Investing in a MIC provides investors with direct exposure to Canada’s residential real estate market, but without the risk of homeownership or title transfer. Canada exhibits ultra-low mortgage delinquency rates – a strong track record maintained during the Covid-19 pandemic and with the Bank of Canada hiking interest rates. At the start of 2023, the national mortgage delinquency rate was at a historic low of 0.14%. Although private mortgage portfolios have a slightly higher delinquency rate of roughly 1% to 2%, this doesn’t necessarily mean a direct loss for the investor. MICs that employ proper risk management and portfolio diversification can significantly reduce the impact of delinquency on investors’ returns.

It’s important to note that a delinquency does not mean a loss for the investor. MICs are actively managed and each fund provider’s comprehensive risk management protocols include a robust process to manage and recoup any missed or NSF (non-sufficient funds) payments. (Mortgage default is more serious and occurs after multiple missed payments.) In addition to proactive, professional management, risk is further reduced through diversification. By allocating investor capital across a diversified pool of mortgages, risk is mitigated by spreading it over multiple mortgage assets.

 

Mortgage Investing with CMI MIC Funds

CMI MIC Funds are accessible and transparent mortgage investment portfolios suited for defensive-minded investors. For the conservative, the CMI MIC Prime Mortgage Fund invests in a risk-mitigated portfolio of mortgages targeting an annual return of 6% to 7%. The Fund invests primarily in first mortgages with an average loan-to-value (LTV) ratio of less than 65%. Investors with a slightly higher risk profile may be suited to the CMI MIC Balanced Mortgage Fund, which invests in both first and second mortgages with an average loan-to-value that does not exceed 75%, and targets annual returns of 8% to 9%. The CMI MIC High Yield Opportunity Mortgage Fund targets returns of between 10% and 11% by investing in mostly second mortgages with a maximum average loan-to-value of 85% .

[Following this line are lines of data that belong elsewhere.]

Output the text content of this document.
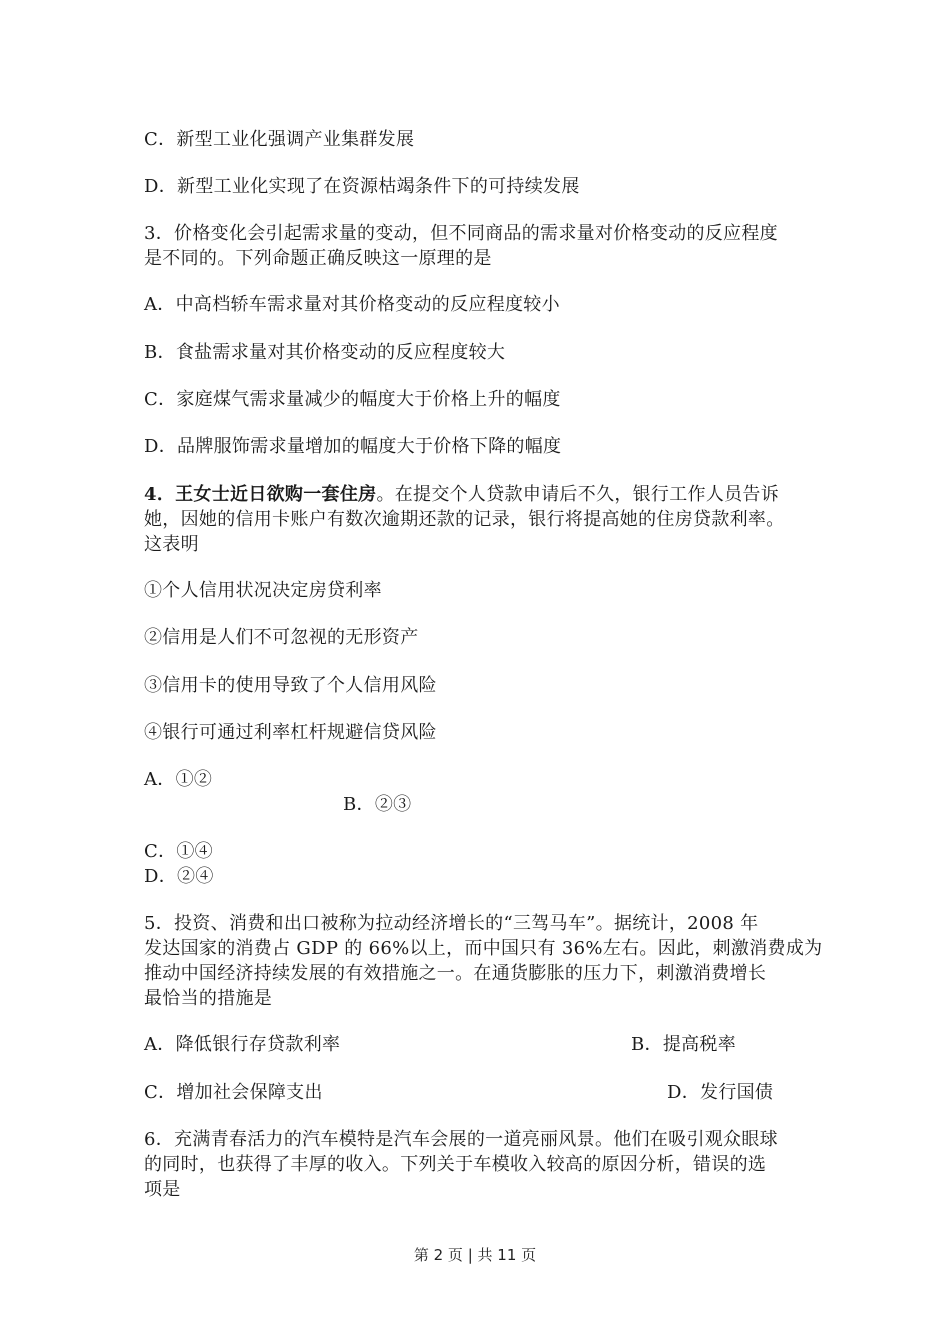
C．新型工业化强调产业集群发展
D．新型工业化实现了在资源枯竭条件下的可持续发展
3．价格变化会引起需求量的变动，但不同商品的需求量对价格变动的反应程度
是不同的。下列命题正确反映这一原理的是
A．中高档轿车需求量对其价格变动的反应程度较小
B．食盐需求量对其价格变动的反应程度较大
C．家庭煤气需求量减少的幅度大于价格上升的幅度
D．品牌服饰需求量增加的幅度大于价格下降的幅度
4．王女士近日欲购一套住房。在提交个人贷款申请后不久，银行工作人员告诉
她，因她的信用卡账户有数次逾期还款的记录，银行将提高她的住房贷款利率。
这表明
①个人信用状况决定房贷利率
②信用是人们不可忽视的无形资产
③信用卡的使用导致了个人信用风险
④银行可通过利率杠杆规避信贷风险
A．①②
B．②③
C．①④
D．②④
5．投资、消费和出口被称为拉动经济增长的“三驾马车”。据统计，2008 年
发达国家的消费占 GDP 的 66%以上，而中国只有 36%左右。因此，刺激消费成为
推动中国经济持续发展的有效措施之一。在通货膨胀的压力下，刺激消费增长
最恰当的措施是
A．降低银行存贷款利率	B．提高税率
C．增加社会保障支出	D．发行国债
6．充满青春活力的汽车模特是汽车会展的一道亮丽风景。他们在吸引观众眼球
的同时，也获得了丰厚的收入。下列关于车模收入较高的原因分析，错误的选
项是
第 2 页 | 共 11 页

Regardless of the individual risk profile, CMI MIC Funds employ a rigorous due diligence process for selecting and managing mortgages. Our adjudication process carefully evaluates and verifies each mortgage application for income, assets, debt, and repayment history. CMI MIC Funds also appraises each individual property and evaluates the potential risk exposure to investors. All mortgage loans are managed through an automated software solution and reassessed at maturity. This includes providing borrowers with an exit strategy that allows them to improve their financial situation and move from the private space back to an A Lender at the end of their loan term. The exit strategy is part of the underwriting process and will depend on the borrower’s circumstances. The exit strategy outlines how the borrower will exit this loan at maturity. For example, it may be to improve their credit and move to an A Lender.

Diversify your Portfolio with CMI MIC Funds

CMI MIC Funds is administered by CMI Financial Group, one of Canada’s fastest-growing non-bank financial institutions. With over $1.8 billion in mortgage placements, CMI Financial Group is the industry leader in delivering high-performing mortgage portfolios. Our professionals have over 100 years of combined experience in the mortgage industry. Together, they have raised the bar in mortgage adjudication, selection and risk management – with demonstrated results.